Secondly, I find myself feeling for the clinical team. It is easy to criticise them for ‘taking it all the way’ to the courts, and for allowing themselves to engage in a legal battle with the patient. I don’t read it this way. The preservation of life was of course their primary aim during C’s acute illness, but as it became clear that she did not want ongoing life-preserving interventions what else were they to do? Accept it straight away? Try to persuade her – at risk of being seen to coerce her? The decision is too huge, the outcome too profound, for doctors to take the burden on themselves without legal help. In the end the judge made the decision, and that sounds right. He is above criticism, legally (probably).
Another point – the significance of the SHOs’ notes. Junior doctors, as we all know now following recent contact issue, are not so ‘junior’ as to see their opinions and observations overlooked. Here, they featured as prominently in the judgment as two consultant psychiatrists.
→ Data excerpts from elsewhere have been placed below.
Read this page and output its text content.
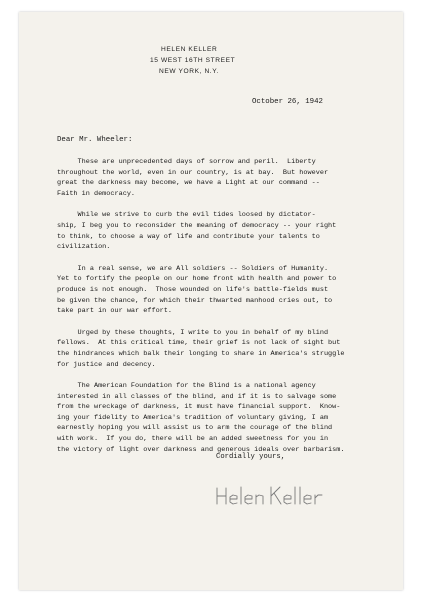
HELEN KELLER
15 WEST 16TH STREET
NEW YORK, N.Y.
October 26, 1942
Dear Mr. Wheeler:
These are unprecedented days of sorrow and peril.  Liberty
throughout the world, even in our country, is at bay.  But however
great the darkness may become, we have a Light at our command --
Faith in democracy.
While we strive to curb the evil tides loosed by dictator-
ship, I beg you to reconsider the meaning of democracy -- your right
to think, to choose a way of life and contribute your talents to
civilization.
In a real sense, we are All soldiers -- Soldiers of Humanity.
Yet to fortify the people on our home front with health and power to
produce is not enough.  Those wounded on life's battle-fields must
be given the chance, for which their thwarted manhood cries out, to
take part in our war effort.
Urged by these thoughts, I write to you in behalf of my blind
fellows.  At this critical time, their grief is not lack of sight but
the hindrances which balk their longing to share in America's struggle
for justice and decency.
The American Foundation for the Blind is a national agency
interested in all classes of the blind, and if it is to salvage some
from the wreckage of darkness, it must have financial support.  Know-
ing your fidelity to America's tradition of voluntary giving, I am
earnestly hoping you will assist us to arm the courage of the blind
with work.  If you do, there will be an added sweetness for you in
the victory of light over darkness and generous ideals over barbarism.
Cordially yours,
Finally, as a supporter of assisted dying, I cannot help but make comparisons with the current legal position for terminal ill patients. The judge’s great respect for personal ‘sovereignty’ – the right of protection from interference on one’s person (e.g. a dialysis catheter), would appear to add legal weight to other patients’ rights of autonomy and control over their own deaths. But no: while this judge concludes that no-one has a right to extend C’s life against her will, no judge in the land would conclude that she had the right to pro-actively end her own life, or be assisted by a physician. Sovereignty does not help there.